WWW.LENOUVELLISTE.COM, Arnaud Robert, lundi 10 novembre 2014


« Yanick Lahens, même les invisibles ont un nom »

« C’est comme pour les vins : il y a de grandes années. Le prix Carbet des lycéens. Puis, le Femina, tombé cette semaine. Yanick Lahens n’y croyait pas. […] J’avais le sentiment de cumuler les handicaps. Une femme haïtienne, très loin des intrigues parisiennes, qui propose un roman de la paysannerie. Lahens […] a conquis son monde avec ce roman, Bain de lune dont elle parlait depuis longtemps. Elle qui incarne les derniers reliefs du milieu intellectuel haïtien, femme de la banlieue de Port-au-Prince dont les inspirations littéraires ont plus à voir en général avec la classe moyenne, elle a tenu son pari. Parler des autres de proximité, les invisibles dit-elle très vite […].

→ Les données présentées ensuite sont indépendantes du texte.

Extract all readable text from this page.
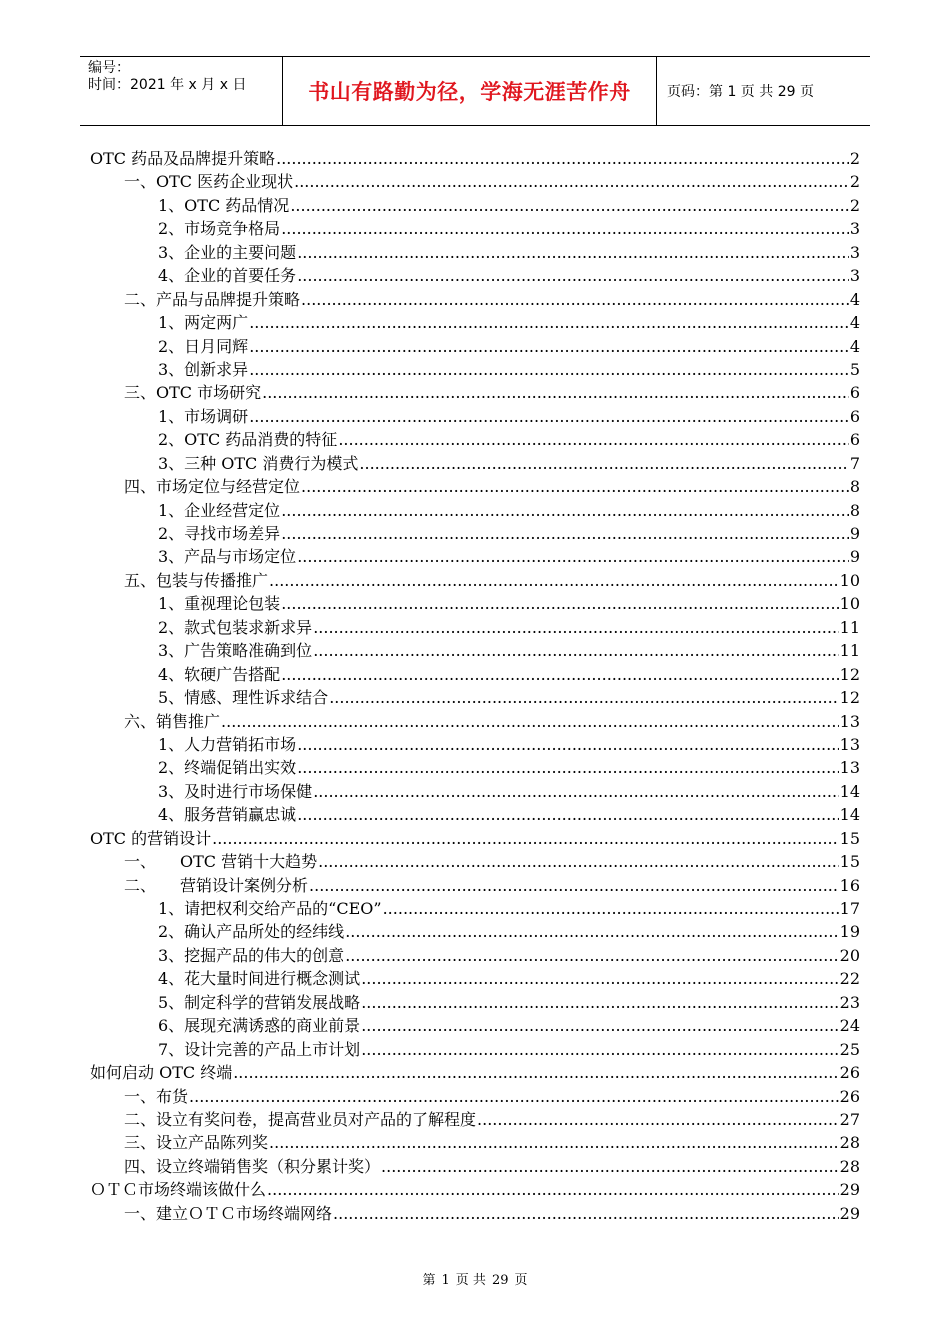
编号：
时间：2021 年 x 月 x 日	书山有路勤为径，学海无涯苦作舟	页码：第 1 页 共 29 页
OTC 药品及品牌提升策略 .....	2
一、OTC 医药企业现状 .....	2
1、OTC 药品情况 .....	2
2、市场竞争格局 .....	3
3、企业的主要问题 .....	3
4、企业的首要任务 .....	3
二、产品与品牌提升策略 .....	4
1、两定两广 .....	4
2、日月同辉 .....	4
3、创新求异 .....	5
三、OTC 市场研究 .....	6
1、市场调研 .....	6
2、OTC 药品消费的特征 .....	6
3、三种 OTC 消费行为模式 .....	7
四、市场定位与经营定位 .....	8
1、企业经营定位 .....	8
2、寻找市场差异 .....	9
3、产品与市场定位 .....	9
五、包装与传播推广 .....	10
1、重视理论包装 .....	10
2、款式包装求新求异 .....	11
3、广告策略准确到位 .....	11
4、软硬广告搭配 .....	12
5、情感、理性诉求结合 .....	12
六、销售推广 .....	13
1、人力营销拓市场 .....	13
2、终端促销出实效 .....	13
3、及时进行市场保健 .....	14
4、服务营销赢忠诚 .....	14
OTC 的营销设计 .....	15
一、　　OTC 营销十大趋势 .....	15
二、　　营销设计案例分析 .....	16
1、请把权利交给产品的“CEO” .....	17
2、确认产品所处的经纬线 .....	19
3、挖掘产品的伟大的创意 .....	20
4、花大量时间进行概念测试 .....	22
5、制定科学的营销发展战略 .....	23
6、展现充满诱惑的商业前景 .....	24
7、设计完善的产品上市计划 .....	25
如何启动 OTC 终端 .....	26
一、布货 .....	26
二、设立有奖问卷，提高营业员对产品的了解程度 .....	27
三、设立产品陈列奖 .....	28
四、设立终端销售奖（积分累计奖） .....	28
ＯＴＣ市场终端该做什么 .....	29
一、建立ＯＴＣ市场终端网络 .....	29
第 1 页 共 29 页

La littérature haïtienne, objet métropolitain par excellence, nourrit de ce fantasme depuis ses origines : traiter de l’essentiel de l’île, sa culture rurale ; le pays en dehors. […] Je voulais parler de la majorité de mon peuple, mais en tentant d’éviter les chausses-trapes, la fascination obligée pour un univers bucolique. Ce qui m’intéressait, c’étaient les stratégies de survie, la manière dont les paysans tiennent la modernité à distance, comment ils se replient et, oui, comment ils pratiquent l’art d’être invisibles.
À distance de l’ogre de Port-au-Prince, de cette république en soi qui a fini par résumer l’idée même d’État, Yanick Lahens traite en réalité du marronage, cette tactique de résistance par l’exil intérieur qui définit, mieux qu’aucune autre formule, l’identité haïtienne. Bain de lune  est un roman américain. Un roman de la documentation, du reportage, elle est allée sur le terrain, souvent, pour y bâtir une histoire qu’elle situe notamment en marge de l’occupation des Marines au début du xxe siècle. Elle a observé le vaudou […], elle ne s’en sert jamais comme d’un folklore ni d’un charisme. Mais comme d’une seconde peau poétique qui recouvre toute chose dès que l’on sort de Port-au-Prince. Et puis, elle a choisi des noms.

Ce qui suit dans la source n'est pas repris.